今回は、予測可能性バイアスについて紹介することから話を始めたいと思います。
予測可能性バイアスという言葉を聞いたことがない方も多いと思いますが、これは、印象に残る体験ほど記憶に残って、そうしたことがよく起こるかのように錯覚してしまう心理的現象を指す言葉です。
そのひとつの例として、ピンチに強いスポーツ選手というイメージがあります。
野球でもサッカーでも、ピンチになればなるほど力を発揮する選手がいます。
いつもの場面よりも、ピンチの場面の方が力を出せるように思えるプロスポーツ選手を思い出すことができるでしょう。
ところが、本当にこうした選手がいるかというと、実際は、そのようにピンチの方が力を発揮できる選手など存在していないのです。
過去のデータを調べてみると、どのように優れた選手でも、ピンチになるといつものような実力を発揮できなくなっていることがわかります。
それなのに私たちがなぜピンチに強い選手がいるかのように思うかというと、ピンチの場面で活躍したイメージが私たちの記憶のなかに残っているからです。
ピンチの場面で何とかして欲しいと思い入れを持って期待するために、そこで結果を出すと私たちの記憶に鮮明に残ることになり、いかにもピンチでいつも以上の力を出しているかのように思ってしまうことになります。
それが予測可能性バイアスと呼ばれている現象です。
だれでも、ピンチの場面などストレスがかかる状況では緊張して、思うような動きができなくなるものです。

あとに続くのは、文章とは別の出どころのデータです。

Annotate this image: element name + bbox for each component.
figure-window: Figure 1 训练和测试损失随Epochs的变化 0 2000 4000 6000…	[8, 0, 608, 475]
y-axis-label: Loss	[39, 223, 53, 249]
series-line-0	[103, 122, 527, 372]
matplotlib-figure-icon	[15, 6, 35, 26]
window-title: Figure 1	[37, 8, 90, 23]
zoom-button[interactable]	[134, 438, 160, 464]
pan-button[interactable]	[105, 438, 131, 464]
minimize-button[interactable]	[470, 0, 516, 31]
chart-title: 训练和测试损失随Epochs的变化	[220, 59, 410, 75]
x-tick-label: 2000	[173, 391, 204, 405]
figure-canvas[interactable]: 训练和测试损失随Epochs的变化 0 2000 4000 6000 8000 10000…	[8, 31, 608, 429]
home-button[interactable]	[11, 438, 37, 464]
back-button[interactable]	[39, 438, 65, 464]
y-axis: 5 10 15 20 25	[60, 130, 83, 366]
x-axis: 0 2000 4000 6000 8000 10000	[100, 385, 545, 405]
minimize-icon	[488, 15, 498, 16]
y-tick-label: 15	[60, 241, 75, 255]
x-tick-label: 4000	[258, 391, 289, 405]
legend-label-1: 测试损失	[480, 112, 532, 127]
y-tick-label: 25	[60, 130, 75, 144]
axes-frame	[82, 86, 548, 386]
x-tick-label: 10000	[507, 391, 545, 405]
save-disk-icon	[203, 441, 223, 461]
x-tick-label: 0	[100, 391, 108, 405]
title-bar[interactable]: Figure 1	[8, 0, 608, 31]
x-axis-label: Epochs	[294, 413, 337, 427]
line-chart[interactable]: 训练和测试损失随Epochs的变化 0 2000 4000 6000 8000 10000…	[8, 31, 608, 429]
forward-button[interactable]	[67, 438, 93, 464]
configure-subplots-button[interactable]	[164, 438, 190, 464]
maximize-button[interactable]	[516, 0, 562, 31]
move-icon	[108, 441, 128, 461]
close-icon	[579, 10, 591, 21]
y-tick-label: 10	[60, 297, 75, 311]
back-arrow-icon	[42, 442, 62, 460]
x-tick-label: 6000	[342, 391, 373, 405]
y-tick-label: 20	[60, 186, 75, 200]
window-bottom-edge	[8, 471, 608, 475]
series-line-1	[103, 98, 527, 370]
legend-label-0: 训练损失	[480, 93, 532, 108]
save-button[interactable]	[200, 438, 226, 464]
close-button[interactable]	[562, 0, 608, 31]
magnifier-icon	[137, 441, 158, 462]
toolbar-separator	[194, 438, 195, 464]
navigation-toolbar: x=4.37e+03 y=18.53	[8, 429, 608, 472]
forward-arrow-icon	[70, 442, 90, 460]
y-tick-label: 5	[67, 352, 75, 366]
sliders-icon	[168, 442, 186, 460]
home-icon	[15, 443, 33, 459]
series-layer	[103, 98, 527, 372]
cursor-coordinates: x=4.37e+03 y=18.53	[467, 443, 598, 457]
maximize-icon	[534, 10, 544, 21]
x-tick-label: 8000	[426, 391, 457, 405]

それは超一流と言われるプロスポーツ選手でも同じなのです。
だからこそ、自然に体が動くように絶えず練習を積み重ねることになります。
あれこれ考えると体の動きが不自然になるので、考えないですむように体を作っていくのです。
あるゴルフのコーチが、練習でクラブを1万回振れば自然に体が動くようになってくると言っていました。
そうすれば、体の自然な動きにまかせることができるようになるというのです。
こころの動きも同じです。
こころトークで紹介している認知行動療法のスキルも、いろいろな場面で繰り返し使っているうちに、自然にできるようになってくるはずです。